Proctitis can occur in men and women, and is more common in people who have anal sex. 

Please be aware that you can be tested and treated for proctitis at your nearest GP surgery or at GUM or sexual health clinics. Brook services do not offer testing or treatment for proctitis but if we think you may have proctitis, we will always do our best to advise you on where you can go for further help.

You can read about proctitis in more detail below.

Signs and symptoms of proctitis

Proctitis symptoms may be temporary or longer-term and may include:

  • Pain during a bowel movement (going for a poo)
  • Soreness in your anal area
  • Feeling like you haven’t completely emptied your bowels
  • Spasms or cramping during bowel movements

Causes of proctitis

Testing for proctitis

Proctitis diagnosis will depend on what is suspected to have caused it. If it isn’t thought to be linked to a sexually transmitted infection, you may require further tests with a specialist. This may include a procedure that involves inserting a camera into the rectum in order to examine the surface of your rectum. As part of this, the doctor may take a small piece of tissue from your rectum or a sample of discharge for testing.

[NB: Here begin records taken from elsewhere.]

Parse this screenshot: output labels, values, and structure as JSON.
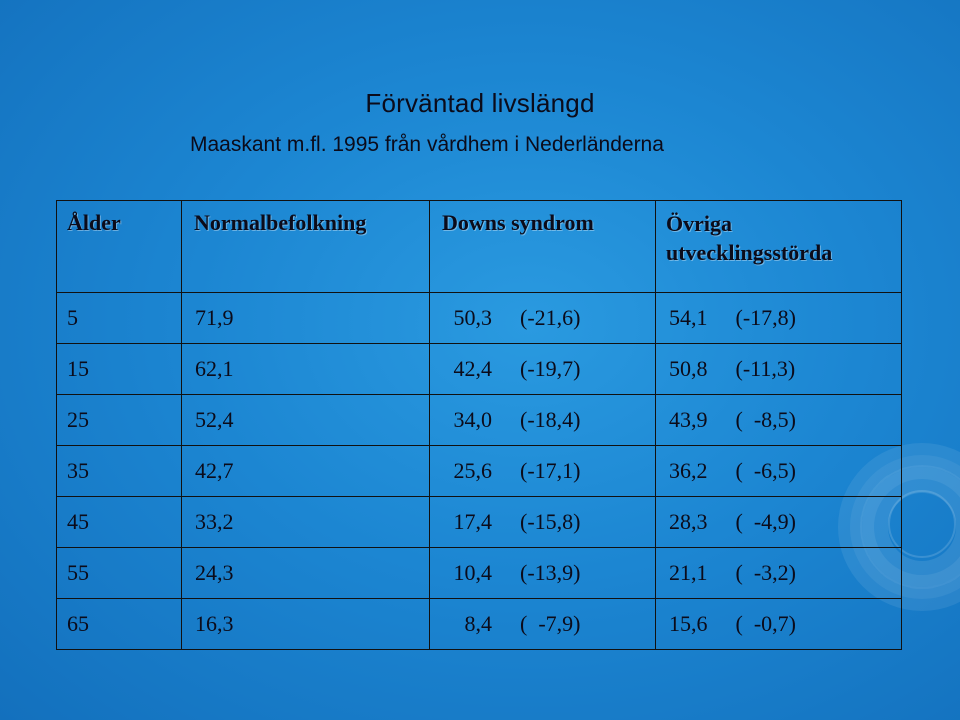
{
  "title": "Förväntad livslängd",
  "subtitle": "Maaskant m.fl. 1995 från vårdhem i Nederländerna",
  "table": {
    "headers": [
      "Ålder",
      "Normalbefolkning",
      "Downs syndrom",
      "Övriga utvecklingsstörda"
    ],
    "rows": [
      {
        "age": "5",
        "normal": "71,9",
        "downs": "50,3",
        "downs_ci": "(-21,6)",
        "other": "54,1",
        "other_ci": "(-17,8)"
      },
      {
        "age": "15",
        "normal": "62,1",
        "downs": "42,4",
        "downs_ci": "(-19,7)",
        "other": "50,8",
        "other_ci": "(-11,3)"
      },
      {
        "age": "25",
        "normal": "52,4",
        "downs": "34,0",
        "downs_ci": "(-18,4)",
        "other": "43,9",
        "other_ci": "(  -8,5)"
      },
      {
        "age": "35",
        "normal": "42,7",
        "downs": "25,6",
        "downs_ci": "(-17,1)",
        "other": "36,2",
        "other_ci": "(  -6,5)"
      },
      {
        "age": "45",
        "normal": "33,2",
        "downs": "17,4",
        "downs_ci": "(-15,8)",
        "other": "28,3",
        "other_ci": "(  -4,9)"
      },
      {
        "age": "55",
        "normal": "24,3",
        "downs": "10,4",
        "downs_ci": "(-13,9)",
        "other": "21,1",
        "other_ci": "(  -3,2)"
      },
      {
        "age": "65",
        "normal": "16,3",
        "downs": "8,4",
        "downs_ci": "(  -7,9)",
        "other": "15,6",
        "other_ci": "(  -0,7)"
      }
    ]
  },
  "colors": {
    "background": "#1c86d2",
    "text": "#0b0b1a",
    "border": "#111111"
  }
}
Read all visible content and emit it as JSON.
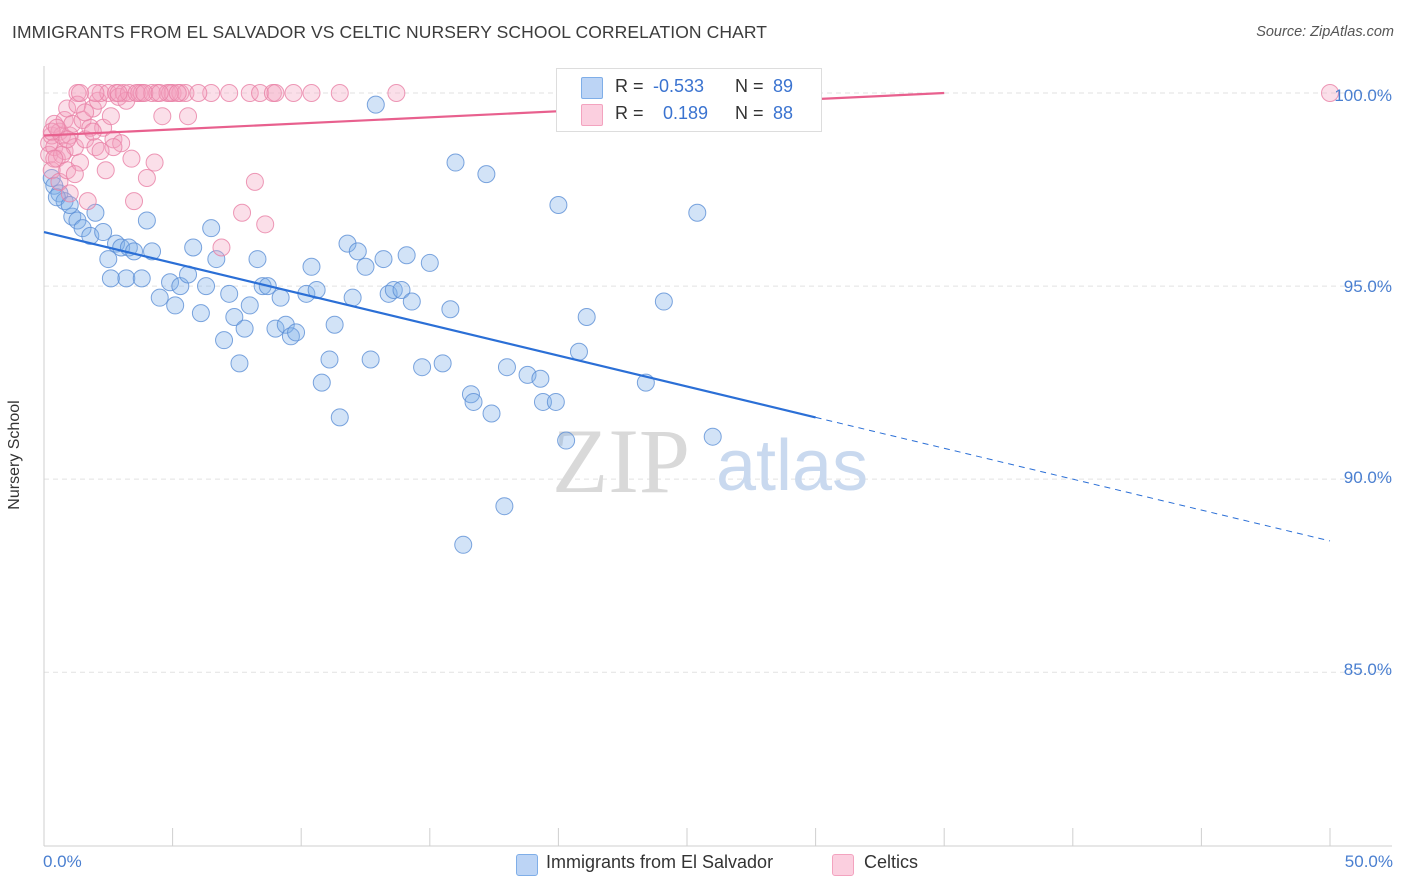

Please be aware that you can be tested and treated for proctitis at your nearest GP surgery or at GUM or sexual health clinics. Brook services do not offer testing or treatment for proctitis but if we think you may have proctitis, we will always do our best to advise you on where you can go for further help.

Treatment for proctitis

Because proctitis is generally caused by sexually transmitted infections, treatment will focus on dealing with the STI. 

Although not all cases of proctitis are caused by an STI, it is possible to pass it on during sex so it is recommended that you don’t have sex until it has cleared up.

It is important that you tell your current and any recent sexual partners if you are being treated for an STI, so that they go for treatment too. In the UK it is recommended you tell any sexual partners you have had over the last six months. The staff at Brook or sexual health clinics can help if you find it hard to talk to them about this.

Some clinics may also offer to contact your partner using what’s called a ‘contact slip’. This is to warn them they may have been exposed and to recommend they get tested and it doesn’t mention your name.